В этой работе свой яростный полемический задор Маркс обрушивает на творцов социальных иллюзий и утопий, уводящих жизнь и судьбы людей от драматизма реальности. Свободное общество, доказывает Маркс, не нуждается в иллюзиях из фальшивых цветов. Так и сказано: «Критика сбросила с цепей украшавшие их фальшивые цветы…» И этот решительный шаг философов-диалектиков необходим для того, чтобы человечеству протянуло руку «за живым цветком», то есть к настоящей жизни.

Вот эту мысль и высказал Фадеев на страницах романа. Случай этот, в общем-то, уникален в истории литературы. Чаще всего такое обращение к философским суждениям выглядит вторично, цитатно, в форме иллюстративной заставки в тексте повествования.
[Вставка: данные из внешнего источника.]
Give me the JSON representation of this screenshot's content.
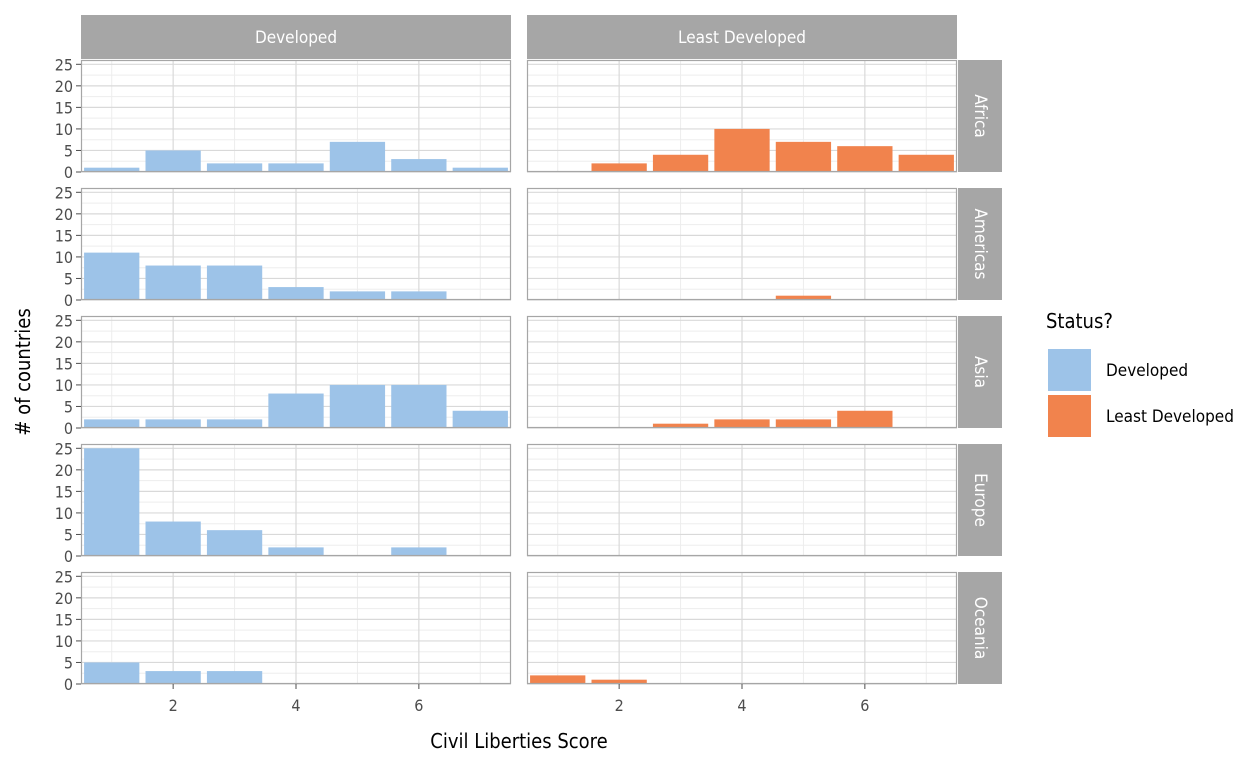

Фадееву удалось уйти от этих бед потому, что по жанру, по стилю его роман социально-психологический, роман индивидуальностей, характеров, душевных движений, что исключает открытую декларативность, лозунговость, цитатность.

Маркс развивает также мысль о том, что освободившись от иллюзорного сознания, человек становится «разумным человеком» и лишь в этом случае, с «духовным оружием» земного, реального знания, способен утвердить «правду посюстороннего мира». Маркс пишет, что, утверждая правду посюстороннего мира, преобразуя жизнь, человек начинает вращаться «вокруг себя самого и своего действительного солнца».

Напомним фадеевское:

«…до тех пор, пока миллионы людей живут еще в грязи и бедности, по медленному, ленивому солнцу…»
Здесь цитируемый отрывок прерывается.